Wenger to blame for Arsenal's injury crisis, says Richard Buxton
Another three key figures injured and Gunners' fans will be asking why
(Lewis Grabban 43)
(Mesut Oezil 30)
It never simply rains for Arsene Wenger.
Whenever the Frenchman attempts to banish Arsenal's fragile status within the top flight of the English Premier League, it tends to be accompanied by a torrential downpour.
Often, it involves an element of personal mischief.
At Carrow Road yesterday morning (Singapore time), that familiar pattern continued to emerge as Norwich fought back to draw 1-1.
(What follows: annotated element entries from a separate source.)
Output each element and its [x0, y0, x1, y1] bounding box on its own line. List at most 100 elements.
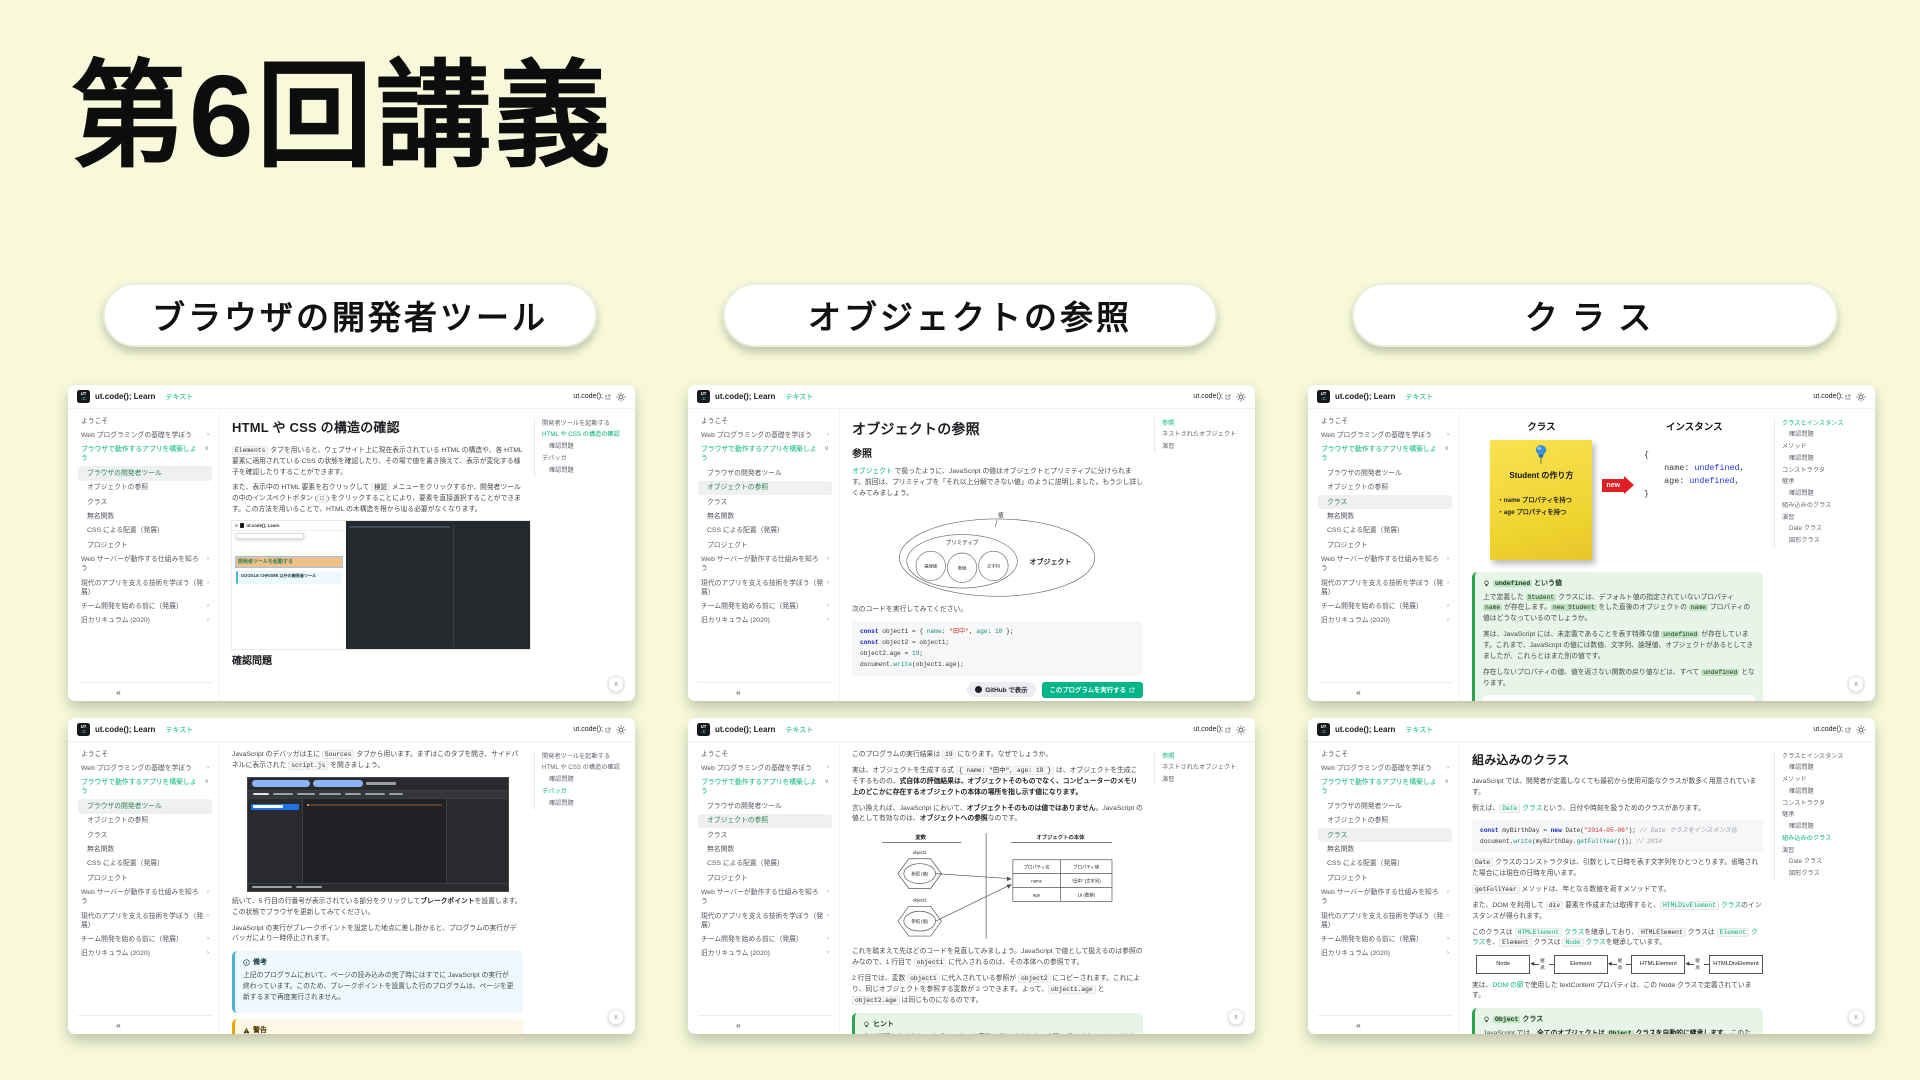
sidebar-item[interactable]: ブラウザで動作するアプリを構築しよう∨: [698, 443, 832, 467]
sidebar-item[interactable]: Web プログラミングの基礎を学ぼう›: [78, 428, 212, 442]
inline-link[interactable]: HTMLElement: [1515, 928, 1563, 937]
sidebar-item[interactable]: プロジェクト: [1318, 871, 1452, 885]
toc-item[interactable]: 確認問題: [1782, 488, 1870, 500]
sidebar-collapse-button[interactable]: «: [78, 1015, 212, 1034]
sidebar-item[interactable]: 無名関数: [698, 509, 832, 523]
inline-link[interactable]: オブジェクト: [852, 468, 893, 475]
toc-item[interactable]: 組み込みのクラス: [1782, 833, 1870, 845]
sidebar-item[interactable]: ブラウザで動作するアプリを構築しよう∨: [78, 776, 212, 800]
scroll-top-button[interactable]: ∧: [1848, 1009, 1864, 1025]
sidebar-item[interactable]: クラス: [1318, 495, 1452, 509]
sidebar-item[interactable]: 旧カリキュラム (2020)›: [1318, 614, 1452, 628]
scroll-top-button[interactable]: ∧: [608, 1009, 624, 1025]
sidebar-item[interactable]: Web プログラミングの基礎を学ぼう›: [698, 761, 832, 775]
sidebar-collapse-button[interactable]: «: [1318, 682, 1452, 701]
toc-item[interactable]: HTML や CSS の構造の確認: [542, 430, 630, 442]
toc-item[interactable]: 図形クラス: [1782, 868, 1870, 880]
nav-text-link[interactable]: テキスト: [1405, 392, 1433, 402]
sidebar-item[interactable]: ブラウザで動作するアプリを構築しよう∨: [1318, 776, 1452, 800]
toc-item[interactable]: 演習: [1782, 512, 1870, 524]
nav-text-link[interactable]: テキスト: [785, 725, 813, 735]
toc-item[interactable]: 図形クラス: [1782, 535, 1870, 547]
sidebar-collapse-button[interactable]: «: [78, 682, 212, 701]
external-utcode-link[interactable]: ut.code();: [1813, 726, 1851, 733]
toc-item[interactable]: 確認問題: [542, 774, 630, 786]
toc-item[interactable]: 参照: [1162, 418, 1250, 430]
sidebar-item[interactable]: チーム開発を始める前に（発展）›: [1318, 599, 1452, 613]
sidebar-item[interactable]: ブラウザの開発者ツール: [1318, 799, 1452, 813]
nav-text-link[interactable]: テキスト: [165, 392, 193, 402]
sidebar-item[interactable]: オブジェクトの参照: [1318, 481, 1452, 495]
sidebar-item[interactable]: Web プログラミングの基礎を学ぼう›: [1318, 761, 1452, 775]
sidebar-item[interactable]: チーム開発を始める前に（発展）›: [78, 599, 212, 613]
sidebar-item[interactable]: ようこそ: [78, 414, 212, 428]
sidebar-item[interactable]: クラス: [698, 828, 832, 842]
sidebar-item[interactable]: Web サーバーが動作する仕組みを知ろう›: [78, 552, 212, 576]
sidebar-item[interactable]: 旧カリキュラム (2020)›: [78, 614, 212, 628]
sidebar-item[interactable]: 無名関数: [78, 509, 212, 523]
sidebar-item[interactable]: オブジェクトの参照: [698, 481, 832, 495]
sidebar-item[interactable]: CSS による配置（発展）: [698, 857, 832, 871]
sidebar-item[interactable]: 現代のアプリを支える技術を学ぼう（発展）›: [698, 576, 832, 600]
toc-item[interactable]: 確認問題: [1782, 453, 1870, 465]
toc-item[interactable]: デバッガ: [542, 453, 630, 465]
sidebar-item[interactable]: プロジェクト: [78, 538, 212, 552]
toc-item[interactable]: 継承: [1782, 477, 1870, 489]
toc-item[interactable]: 確認問題: [542, 798, 630, 810]
sidebar-item[interactable]: 現代のアプリを支える技術を学ぼう（発展）›: [78, 576, 212, 600]
scroll-top-button[interactable]: ∧: [1228, 1009, 1244, 1025]
sidebar-item[interactable]: オブジェクトの参照: [78, 814, 212, 828]
external-utcode-link[interactable]: ut.code();: [1813, 393, 1851, 400]
sidebar-item[interactable]: ブラウザの開発者ツール: [698, 799, 832, 813]
theme-toggle-icon[interactable]: [1856, 725, 1866, 735]
toc-item[interactable]: 確認問題: [1782, 786, 1870, 798]
inline-link[interactable]: Date: [1499, 804, 1520, 813]
brand-link[interactable]: ut.code(); Learn: [95, 392, 155, 401]
sidebar-item[interactable]: Web サーバーが動作する仕組みを知ろう›: [1318, 885, 1452, 909]
sidebar-item[interactable]: プロジェクト: [698, 538, 832, 552]
sidebar-item[interactable]: 無名関数: [1318, 842, 1452, 856]
toc-item[interactable]: 演習: [1162, 774, 1250, 786]
sidebar-item[interactable]: ブラウザの開発者ツール: [698, 466, 832, 480]
sidebar-item[interactable]: クラス: [78, 828, 212, 842]
sidebar-item[interactable]: 現代のアプリを支える技術を学ぼう（発展）›: [1318, 909, 1452, 933]
sidebar-item[interactable]: 旧カリキュラム (2020)›: [1318, 947, 1452, 961]
sidebar-item[interactable]: ようこそ: [1318, 747, 1452, 761]
sidebar-collapse-button[interactable]: «: [698, 682, 832, 701]
toc-item[interactable]: 開発者ツールを起動する: [542, 418, 630, 430]
toc-item[interactable]: 開発者ツールを起動する: [542, 751, 630, 763]
sidebar-item[interactable]: 現代のアプリを支える技術を学ぼう（発展）›: [698, 909, 832, 933]
run-program-button[interactable]: このプログラムを実行する: [1042, 682, 1144, 698]
sidebar-item[interactable]: ようこそ: [1318, 414, 1452, 428]
sidebar-collapse-button[interactable]: «: [1318, 1015, 1452, 1034]
inline-link[interactable]: DOM の節: [1492, 982, 1523, 989]
toc-item[interactable]: 組み込みのクラス: [1782, 500, 1870, 512]
sidebar-item[interactable]: オブジェクトの参照: [698, 814, 832, 828]
brand-link[interactable]: ut.code(); Learn: [95, 725, 155, 734]
sidebar-item[interactable]: CSS による配置（発展）: [698, 524, 832, 538]
toc-item[interactable]: コンストラクタ: [1782, 798, 1870, 810]
sidebar-item[interactable]: オブジェクトの参照: [1318, 814, 1452, 828]
sidebar-item[interactable]: ブラウザで動作するアプリを構築しよう∨: [1318, 443, 1452, 467]
nav-text-link[interactable]: テキスト: [165, 725, 193, 735]
toc-item[interactable]: 継承: [1782, 810, 1870, 822]
theme-toggle-icon[interactable]: [1236, 725, 1246, 735]
theme-toggle-icon[interactable]: [616, 392, 626, 402]
toc-item[interactable]: 参照: [1162, 751, 1250, 763]
sidebar-item[interactable]: プロジェクト: [698, 871, 832, 885]
sidebar-item[interactable]: 現代のアプリを支える技術を学ぼう（発展）›: [78, 909, 212, 933]
sidebar-item[interactable]: 無名関数: [1318, 509, 1452, 523]
sidebar-item[interactable]: プロジェクト: [1318, 538, 1452, 552]
sidebar-item[interactable]: Web プログラミングの基礎を学ぼう›: [698, 428, 832, 442]
nav-text-link[interactable]: テキスト: [785, 392, 813, 402]
brand-link[interactable]: ut.code(); Learn: [715, 392, 775, 401]
toc-item[interactable]: HTML や CSS の構造の確認: [542, 763, 630, 775]
sidebar-item[interactable]: Web サーバーが動作する仕組みを知ろう›: [78, 885, 212, 909]
sidebar-item[interactable]: チーム開発を始める前に（発展）›: [698, 599, 832, 613]
external-utcode-link[interactable]: ut.code();: [573, 393, 611, 400]
sidebar-item[interactable]: Web プログラミングの基礎を学ぼう›: [78, 761, 212, 775]
scroll-top-button[interactable]: ∧: [608, 676, 624, 692]
toc-item[interactable]: クラスとインスタンス: [1782, 418, 1870, 430]
sidebar-item[interactable]: Web プログラミングの基礎を学ぼう›: [1318, 428, 1452, 442]
sidebar-item[interactable]: 旧カリキュラム (2020)›: [698, 947, 832, 961]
No sooner had Wenger discharged Alex Oxlade-Chamberlain and Aaron Ramsey from the Emirates Stadium's seemingly never-ending casualty list, then he was admitting an additional three patients.
It is an injury crisis that would test even the most robust of hospital Accident & Emergency departments.
Laurent Koscielny and Santi Cazorla both look set to take up residence in the treatment room at Arsenal's London Colney base and offset the impending return of recent absentee Theo Walcott.
Worse still, Alexis Sanchez faces the prospect of several weeks on the sidelines, and all of this can be blamed on the manager's poor judgment.
Wenger allowed his Chilean star, whom he had likened to a lion hunting its prey, to make the call on his ability to shake off the hamstring problem which had surfaced in a midweek Champions League outing.
It proved Arsenal's undoing, in the end.
Wenger's gamble on the former Barcelona forward was reckless and could prove costly in their title chase.
In a battle for domestic supremacy that was theirs for the taking, the Gunners are facing another shortfall before Christmas.
Wenger's folly in making Petr Cech his solitary summer signing is beginning to bite his side as harshly as the winter chill.
That £10-million ($21.2m) gamble on the former Chelsea goalkeeper is "paying off", but where Cech offered Arsenal a virtual guarantee of an additional 10 points per season, Sanchez's absence has made it a false economy.
It no longer appears to be mere misfortune or coincidence that Wenger's players succumb to injury at a quicker rate than Sanchez's lung-busting runs; it has become something of an annual occurrence too.
Arsenal's inability to sustain a legitimate title challenge beyond the month of November, when they recorded a pitiful two points out of a potential six, must be reworked drastically.
Once more, the Gunners succumbed because of Wenger's lack of foresight.
Sanchez's injury will not only see their attacking play rendered almost impotent, but it will also fray nerves even more as Arsenal try to mimic the Thierry Henry-inspired class of 2003-04, the last champions of the Gunners.
Wenger's attempts to strengthen his lightweight squad next month will address only a fraction of the current uphill struggle they face.
Capitulation from positions of strength in successive EPL games demonstrates why fragility exists far beyond their current fitness concerns and lack of basic depth.
Arsenal have the components to become title contenders but not the resolve.
Wenger has to transform his side from the Incapables to the Invincibles.
"Do i regret playing Sanchez? No. the players are there to play football, not to be rested when the press decide they need to be rested."
- Arsenal manager Arsene Wenger
BY THE NUMBERS
Arsenal average just 1.59 points per game in November, their worst rate in any month, since Arsene Wenger’s arrival at the club in 1996. Last month, they collected just two points, compared to 12 in October.